Edvard Griegs Lyrische Stücke enthalten im Grunde genommen die Quintessenz eines kompletten Lebens als Komponist. Der zeitliche Abstand zwischen dem ersten und dem letzten der 66 Stücke beträgt sage und schreibe 43 Jahre. Grieg veröffentlichte jeweils sechs bis acht Stücke in einem Band, da sich die Sammlungen auch für die Verleger als Kassenschlager erwiesen. Zwischen jedem Band lag entsprechend immer ein gewisser Abstand von ein paar Jahren – daher auch die lange Zeitspanne, die eingangs erwähnt wurde.
Die Stücke sind intime Seelenbekenntnisse voll zarter, typischer nordischer Poesie und Tonsprache. Zyklisch wird das Werk praktisch nie aufgeführt – vielmehr sind einige Stücke wie Hochzeitstag auf Troldhaugen, Zug der Zwerge, An den Frühling und Arietta zu echten Dauerbrennern geworden, während andere bedeutend seltener gespielt werden.
Unter den wenigen Gesamtaufnahmen ist die Aufnahme des deutschen Pianisten Gerhard Oppitz die empfehlenswerte.

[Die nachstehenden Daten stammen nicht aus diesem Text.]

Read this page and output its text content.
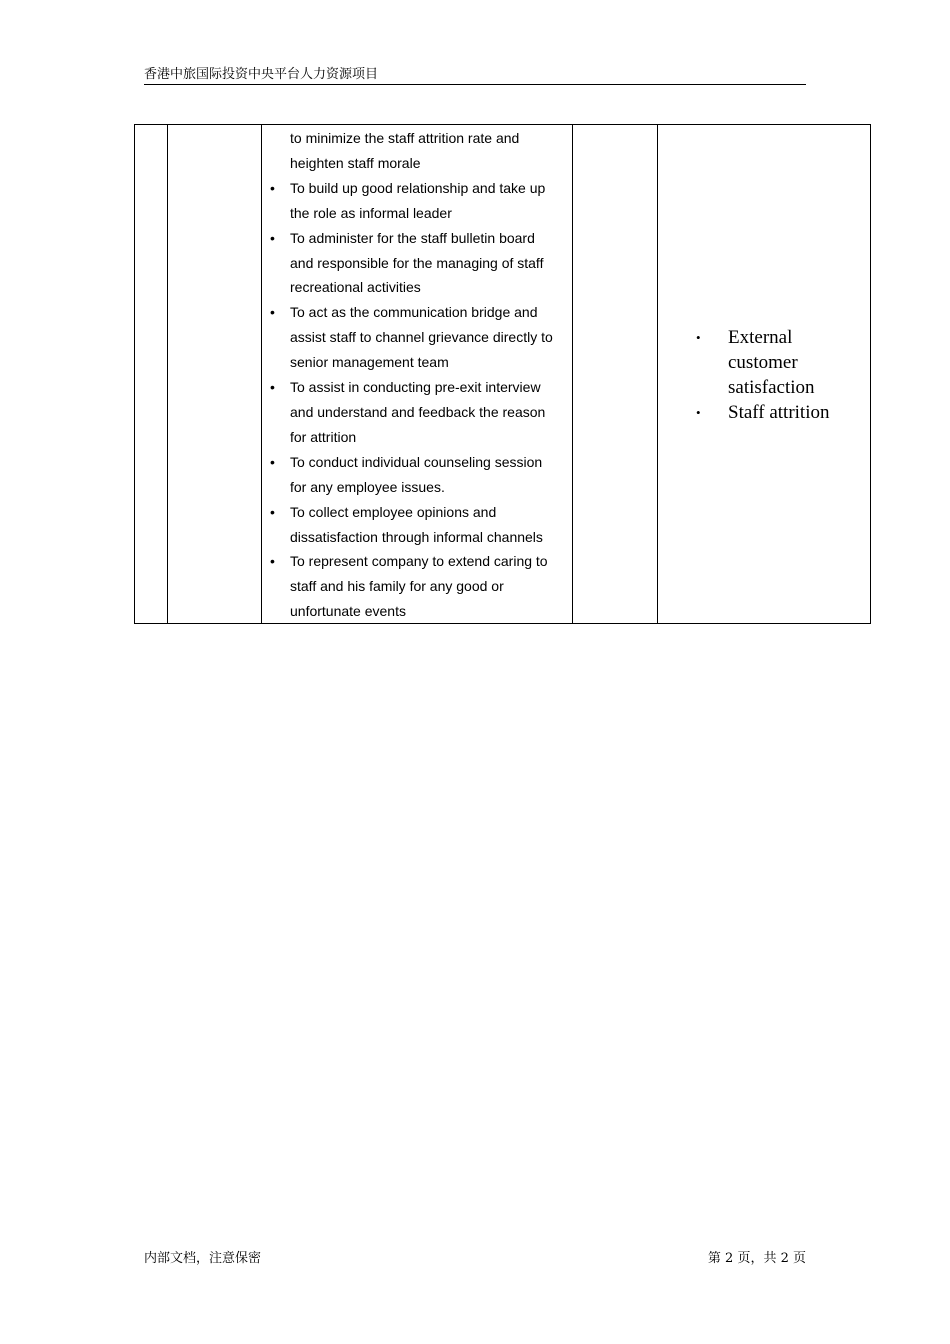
香港中旅国际投资中央平台人力资源项目
to minimize the staff attrition rate and
heighten staff morale
• To build up good relationship and take up
the role as informal leader
• To administer for the staff bulletin board
and responsible for the managing of staff
recreational activities
• To act as the communication bridge and
assist staff to channel grievance directly to
senior management team
• To assist in conducting pre-exit interview
and understand and feedback the reason
for attrition
• To conduct individual counseling session
for any employee issues.
• To collect employee opinions and
dissatisfaction through informal channels
• To represent company to extend caring to
staff and his family for any good or
unfortunate events
• External
customer
satisfaction
• Staff attrition
内部文档，注意保密	第 2 页，共 2 页
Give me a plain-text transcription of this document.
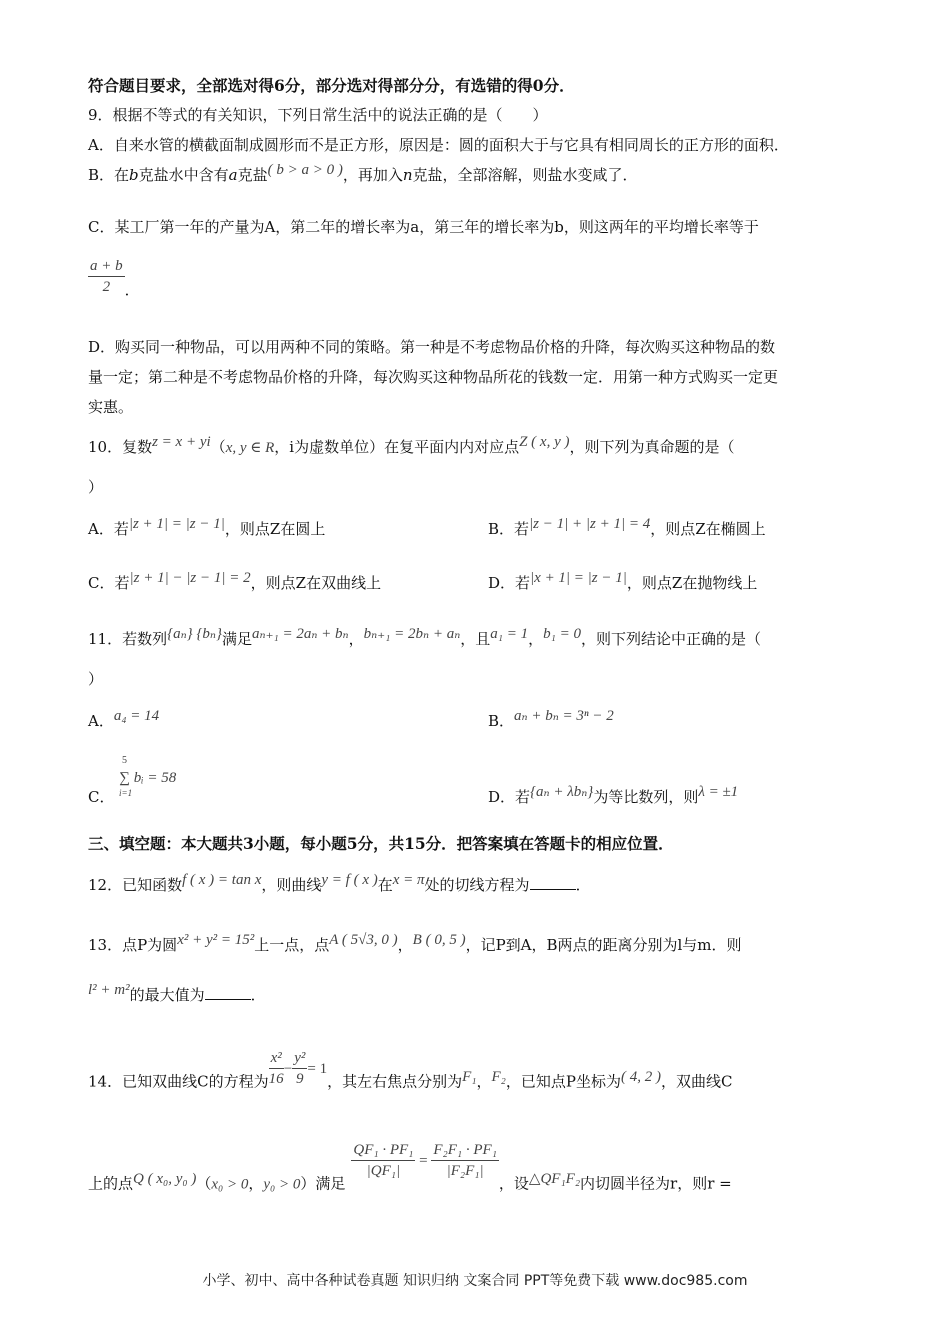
符合题目要求，全部选对得6分，部分选对得部分分，有选错的得0分．
9．根据不等式的有关知识，下列日常生活中的说法正确的是（　　）
A．自来水管的横截面制成圆形而不是正方形，原因是：圆的面积大于与它具有相同周长的正方形的面积．
B．在b克盐水中含有a克盐( b > a > 0 )，再加入n克盐，全部溶解，则盐水变咸了．
C．某工厂第一年的产量为A，第二年的增长率为a，第三年的增长率为b，则这两年的平均增长率等于
$\frac{a + b}{2}$ ．
D．购买同一种物品，可以用两种不同的策略。第一种是不考虑物品价格的升降，每次购买这种物品的数
量一定；第二种是不考虑物品价格的升降，每次购买这种物品所花的钱数一定．用第一种方式购买一定更
实惠。
10．复数z = x + yi（x, y ∈ R，i为虚数单位）在复平面内内对应点Z ( x, y )，则下列为真命题的是（
）
A．若|z + 1| = |z − 1|，则点Z在圆上	B．若|z − 1| + |z + 1| = 4，则点Z在椭圆上
C．若|z + 1| − |z − 1| = 2，则点Z在双曲线上	D．若|x + 1| = |z − 1|，则点Z在抛物线上
11．若数列{aₙ} {bₙ}满足aₙ₊₁ = 2aₙ + bₙ，bₙ₊₁ = 2bₙ + aₙ，且a₁ = 1，b₁ = 0，则下列结论中正确的是（
）
A．a₄ = 14	B．aₙ + bₙ = 3ⁿ − 2
C．
5
i=1
∑ bᵢ = 58
D．若{aₙ + λbₙ}为等比数列，则λ = ±1
三、填空题：本大题共3小题，每小题5分，共15分．把答案填在答题卡的相应位置．
12．已知函数f ( x ) = tan x，则曲线y = f ( x )在x = π处的切线方程为	．
13．点P为圆x² + y² = 15²上一点，点A ( 5√3, 0 )，B ( 0, 5 )，记P到A，B两点的距离分别为l与m．则
l² + m²的最大值为	．
14．已知双曲线C的方程为 $\frac{\text{x²}}{16} - \frac{\text{y²}}{9} = 1$，其左右焦点分别为F₁，F₂，已知点P坐标为( 4, 2 )，双曲线C
上的点Q ( x₀, y₀ )（x₀ > 0，y₀ > 0）满足
$\frac{\text{QF₁ · PF₁}}{\text{|QF₁|}} = \frac{\text{F₂F₁ · PF₁}}{\text{|F₂F₁|}}$
，设△QF₁F₂内切圆半径为r，则r =
小学、初中、高中各种试卷真题 知识归纳 文案合同 PPT等免费下载 www.doc985.com
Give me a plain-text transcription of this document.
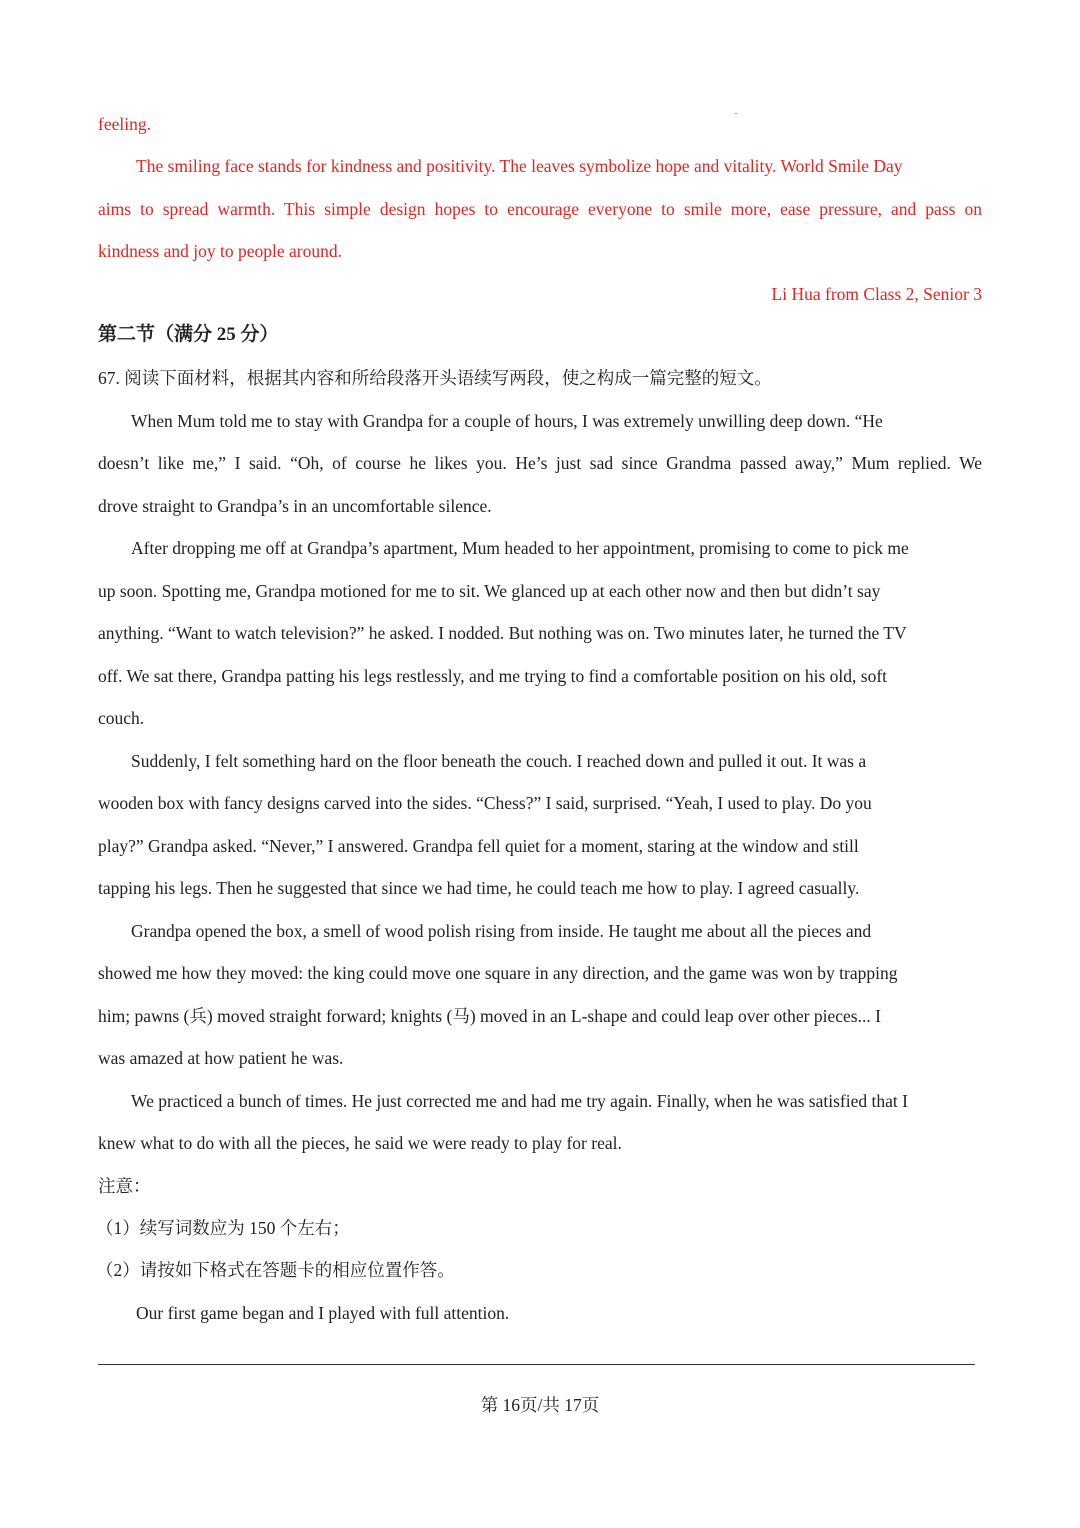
feeling.
The smiling face stands for kindness and positivity. The leaves symbolize hope and vitality. World Smile Day
aims to spread warmth. This simple design hopes to encourage everyone to smile more, ease pressure, and pass on
kindness and joy to people around.
Li Hua from Class 2, Senior 3
第二节（满分 25 分）
67. 阅读下面材料，根据其内容和所给段落开头语续写两段，使之构成一篇完整的短文。
When Mum told me to stay with Grandpa for a couple of hours, I was extremely unwilling deep down. “He
doesn’t like me,” I said. “Oh, of course he likes you. He’s just sad since Grandma passed away,” Mum replied. We
drove straight to Grandpa’s in an uncomfortable silence.
After dropping me off at Grandpa’s apartment, Mum headed to her appointment, promising to come to pick me
up soon. Spotting me, Grandpa motioned for me to sit. We glanced up at each other now and then but didn’t say
anything. “Want to watch television?” he asked. I nodded. But nothing was on. Two minutes later, he turned the TV
off. We sat there, Grandpa patting his legs restlessly, and me trying to find a comfortable position on his old, soft
couch.
Suddenly, I felt something hard on the floor beneath the couch. I reached down and pulled it out. It was a
wooden box with fancy designs carved into the sides. “Chess?” I said, surprised. “Yeah, I used to play. Do you
play?” Grandpa asked. “Never,” I answered. Grandpa fell quiet for a moment, staring at the window and still
tapping his legs. Then he suggested that since we had time, he could teach me how to play. I agreed casually.
Grandpa opened the box, a smell of wood polish rising from inside. He taught me about all the pieces and
showed me how they moved: the king could move one square in any direction, and the game was won by trapping
him; pawns (兵) moved straight forward; knights (马) moved in an L-shape and could leap over other pieces... I
was amazed at how patient he was.
We practiced a bunch of times. He just corrected me and had me try again. Finally, when he was satisfied that I
knew what to do with all the pieces, he said we were ready to play for real.
注意：
（1）续写词数应为 150 个左右；
（2）请按如下格式在答题卡的相应位置作答。
Our first game began and I played with full attention.
第 16页/共 17页
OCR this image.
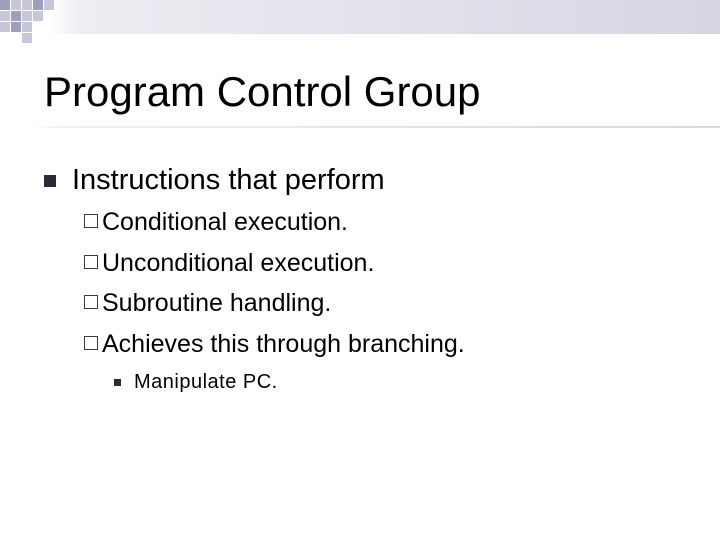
Program Control Group
Instructions that perform
Conditional execution.
Unconditional execution.
Subroutine handling.
Achieves this through branching.
Manipulate PC.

Sieht man einmal von bisweilen eigenwillligen Tempovorstellungen ab, ist dies eine Einspielung, die mit Natürlichkeit, Charme und Schlichtheit punktet. Die von mir empfohlene, preisgünstige Box enthält übrigens das gesamte Klaiverwerk Griegs – außer den lyrischen Stücken haben es sonst nur die Sonate e-Moll op. 7 und die Ballade op. 24 halbwegs zu Bekanntheit gebracht.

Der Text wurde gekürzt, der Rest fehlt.